In his 2022 State of the Union address, Mr. Biden pledged to “transform America and put us on a path to win the economic competition of the 21st century that we face with the rest of the world — particularly China,” as if China were particularly responsible for razing the fortunes of the working class. He called on Congress to pass the Bipartisan Innovation Act, which, among its provisions, would subsidize domestic semiconductor production.

“It’s no wonder the Chinese Communist Party is literally lobbying — paying lobbyists — against this bill passing,” Mr. Biden said last month, seeming to suggest that the ideology at fault for deindustrialization is not neoliberalism but communism.

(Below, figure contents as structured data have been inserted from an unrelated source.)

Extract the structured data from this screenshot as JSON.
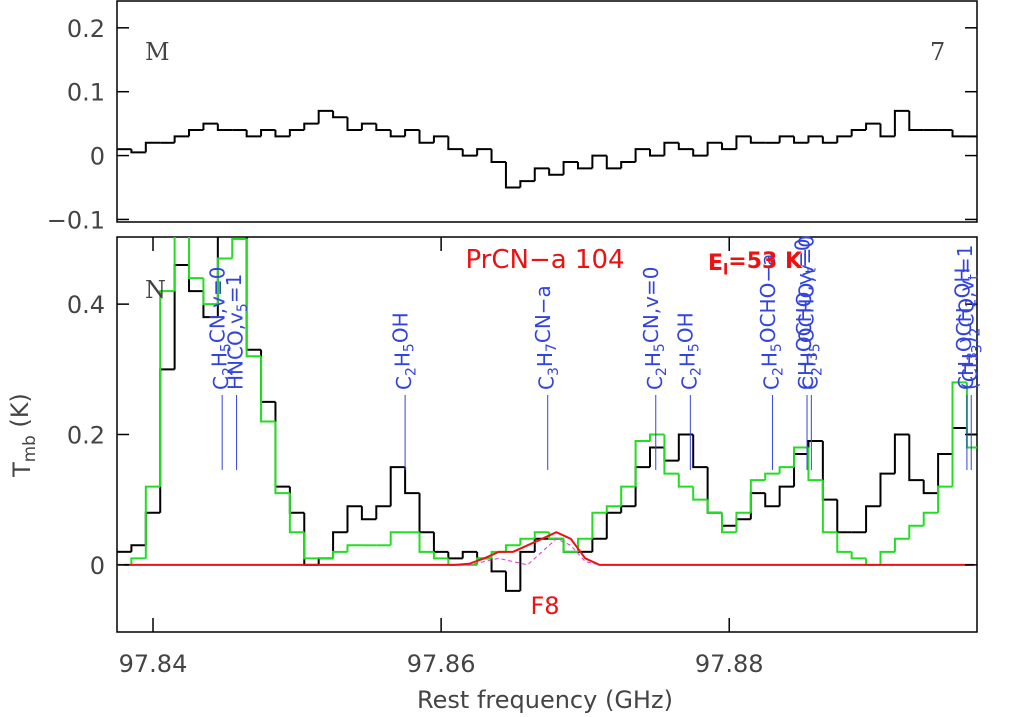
{
  "chart_data": [
    {
      "type": "step",
      "annotations": [
        {
          "text": "M",
          "pos": "left"
        },
        {
          "text": "7",
          "pos": "right"
        }
      ],
      "x": [
        97.838,
        97.839,
        97.84,
        97.841,
        97.842,
        97.843,
        97.844,
        97.845,
        97.846,
        97.847,
        97.848,
        97.849,
        97.85,
        97.851,
        97.852,
        97.853,
        97.854,
        97.855,
        97.856,
        97.857,
        97.858,
        97.859,
        97.86,
        97.861,
        97.862,
        97.863,
        97.864,
        97.865,
        97.866,
        97.867,
        97.868,
        97.869,
        97.87,
        97.871,
        97.872,
        97.873,
        97.874,
        97.875,
        97.876,
        97.877,
        97.878,
        97.879,
        97.88,
        97.881,
        97.882,
        97.883,
        97.884,
        97.885,
        97.886,
        97.887,
        97.888,
        97.889,
        97.89,
        97.891,
        97.892,
        97.893,
        97.894,
        97.895,
        97.896,
        97.897
      ],
      "series": [
        {
          "color": "#000000",
          "values": [
            0.01,
            0.005,
            0.02,
            0.02,
            0.03,
            0.04,
            0.05,
            0.04,
            0.04,
            0.03,
            0.04,
            0.03,
            0.04,
            0.05,
            0.07,
            0.06,
            0.04,
            0.05,
            0.04,
            0.03,
            0.04,
            0.02,
            0.03,
            0.01,
            0.0,
            0.01,
            -0.01,
            -0.05,
            -0.04,
            -0.02,
            -0.03,
            -0.01,
            -0.02,
            0.0,
            -0.02,
            -0.01,
            0.01,
            0.0,
            0.02,
            0.01,
            0.0,
            0.02,
            0.01,
            0.03,
            0.02,
            0.02,
            0.03,
            0.02,
            0.03,
            0.02,
            0.03,
            0.04,
            0.05,
            0.03,
            0.07,
            0.04,
            0.04,
            0.04,
            0.03,
            0.03
          ]
        }
      ],
      "xlim": [
        97.8375,
        97.8972
      ],
      "ylim": [
        -0.104,
        0.242
      ],
      "yticks": [
        {
          "value": -0.1,
          "label": "−0.1"
        },
        0,
        0.1,
        0.2
      ]
    },
    {
      "type": "step",
      "title": "PrCN−a 104",
      "energy": "El=53 K",
      "panel_label": "N",
      "fit_label": "F8",
      "x_label": "Rest frequency (GHz)",
      "y_label": "Tmb (K)",
      "x": [
        97.838,
        97.839,
        97.84,
        97.841,
        97.842,
        97.843,
        97.844,
        97.845,
        97.846,
        97.847,
        97.848,
        97.849,
        97.85,
        97.851,
        97.852,
        97.853,
        97.854,
        97.855,
        97.856,
        97.857,
        97.858,
        97.859,
        97.86,
        97.861,
        97.862,
        97.863,
        97.864,
        97.865,
        97.866,
        97.867,
        97.868,
        97.869,
        97.87,
        97.871,
        97.872,
        97.873,
        97.874,
        97.875,
        97.876,
        97.877,
        97.878,
        97.879,
        97.88,
        97.881,
        97.882,
        97.883,
        97.884,
        97.885,
        97.886,
        97.887,
        97.888,
        97.889,
        97.89,
        97.891,
        97.892,
        97.893,
        97.894,
        97.895,
        97.896,
        97.897
      ],
      "series": [
        {
          "color": "#000000",
          "style": "step",
          "values": [
            0.02,
            0.03,
            0.08,
            0.3,
            0.46,
            0.42,
            0.38,
            0.56,
            0.6,
            0.33,
            0.25,
            0.12,
            0.08,
            0.0,
            0.01,
            0.05,
            0.09,
            0.07,
            0.09,
            0.15,
            0.11,
            0.05,
            0.02,
            0.01,
            0.02,
            0.01,
            -0.01,
            -0.04,
            0.02,
            0.04,
            0.04,
            0.02,
            0.02,
            0.04,
            0.08,
            0.09,
            0.15,
            0.18,
            0.16,
            0.2,
            0.15,
            0.08,
            0.06,
            0.07,
            0.11,
            0.09,
            0.12,
            0.17,
            0.19,
            0.1,
            0.05,
            0.05,
            0.09,
            0.14,
            0.2,
            0.13,
            0.11,
            0.17,
            0.21,
            0.2
          ]
        },
        {
          "color": "#22dd22",
          "style": "step",
          "values": [
            0.0,
            0.01,
            0.12,
            0.42,
            0.52,
            0.44,
            0.4,
            0.47,
            0.5,
            0.32,
            0.22,
            0.11,
            0.05,
            0.01,
            0.01,
            0.02,
            0.03,
            0.03,
            0.03,
            0.05,
            0.05,
            0.02,
            0.01,
            0.0,
            0.0,
            0.01,
            0.02,
            0.03,
            0.04,
            0.05,
            0.04,
            0.02,
            0.04,
            0.08,
            0.09,
            0.12,
            0.19,
            0.2,
            0.14,
            0.12,
            0.1,
            0.08,
            0.05,
            0.08,
            0.13,
            0.14,
            0.15,
            0.18,
            0.13,
            0.05,
            0.02,
            0.01,
            0.0,
            0.02,
            0.04,
            0.06,
            0.08,
            0.12,
            0.28,
            0.18
          ]
        },
        {
          "color": "#dd33dd",
          "style": "dashed",
          "values": [
            0,
            0,
            0,
            0,
            0,
            0,
            0,
            0,
            0,
            0,
            0,
            0,
            0,
            0,
            0,
            0,
            0,
            0,
            0,
            0,
            0,
            0,
            0,
            0,
            0,
            0.005,
            0.01,
            0.005,
            0.0,
            0.02,
            0.04,
            0.03,
            0.005,
            0,
            0,
            0,
            0,
            0,
            0,
            0,
            0,
            0,
            0,
            0,
            0,
            0,
            0,
            0,
            0,
            0,
            0,
            0,
            0,
            0,
            0,
            0,
            0,
            0,
            0,
            0
          ]
        },
        {
          "color": "#ee1111",
          "style": "line",
          "values": [
            0,
            0,
            0,
            0,
            0,
            0,
            0,
            0,
            0,
            0,
            0,
            0,
            0,
            0,
            0,
            0,
            0,
            0,
            0,
            0,
            0,
            0,
            0,
            0,
            0.002,
            0.01,
            0.02,
            0.02,
            0.03,
            0.04,
            0.05,
            0.04,
            0.01,
            0,
            0,
            0,
            0,
            0,
            0,
            0,
            0,
            0,
            0,
            0,
            0,
            0,
            0,
            0,
            0,
            0,
            0,
            0,
            0,
            0,
            0,
            0,
            0,
            0,
            0,
            0
          ]
        }
      ],
      "lines": [
        {
          "text": "C2H5CN,v=0",
          "x": 97.8448
        },
        {
          "text": "HNCO,v5=1",
          "x": 97.8458
        },
        {
          "text": "C2H5OH",
          "x": 97.8575
        },
        {
          "text": "C3H7CN−a",
          "x": 97.8674
        },
        {
          "text": "C2H5CN,v=0",
          "x": 97.8749
        },
        {
          "text": "C2H5OH",
          "x": 97.8773
        },
        {
          "text": "C2H5OCHO−a",
          "x": 97.883
        },
        {
          "text": "CH3OCHO,vt=0",
          "x": 97.8854
        },
        {
          "text": "C2H5OCHO,v=0",
          "x": 97.8857
        },
        {
          "text": "CH3OCH2OH",
          "x": 97.8965
        },
        {
          "text": "(CH3)2CO,vt=1",
          "x": 97.8968
        }
      ],
      "xlim": [
        97.8375,
        97.8972
      ],
      "ylim": [
        -0.103,
        0.503
      ],
      "xticks": [
        97.84,
        97.86,
        97.88
      ],
      "yticks": [
        0,
        0.2,
        0.4
      ]
    }
  ]
}
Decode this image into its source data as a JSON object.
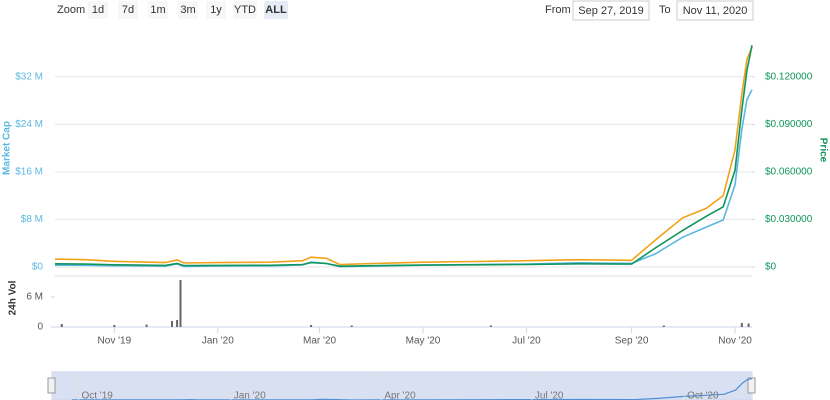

To the extent that we regard anti-Asian violence as essentially a race problem, our search will tend to be for anti-racist solutions, like new hate crime legislation, that may not adequately account for the economic inequality behind the violence. In 2021, Mr. Biden signed the Covid-19 Hate Crimes Act, making the reporting of hate crimes easier and expediting the review process. Yet that same year, only seven of 233 anti-Asian attacks reported in New York City led to a guilty plea to a hate crime, according to a report released this year by the Asian American Bar Association of New York and dedicated to the memory of Mr. Chin

In 1982, Mr. Chin was made into a scapegoat not only for Japanese autoworkers and executives but also for a deteriorating way of life for those once solidly in the middle class but quickly falling out of it. Today, Asian Americans are not only the scapegoat for Xi Jinping or duplicitous Chinese C.E.O.s. We are also the scapegoat for a fading sense of well-being in a market-driven and hypercompetitive society. Anti-Asian violence will continue to be a fact of life so long as racist “yellow peril” messaging about China continues and is allowed to cover up the deep structural forces that have produced generational division and alienation in America. I hope Mr. Chin becomes an even more potent symbol of overdue justice not only for Asian Americans but for all Americans who know their worth is more than what racism and capitalism demand.

David Shih is a professor of English at the University of Wisconsin, Eau Claire, and the author of the forthcoming “Chinese Prodigal.”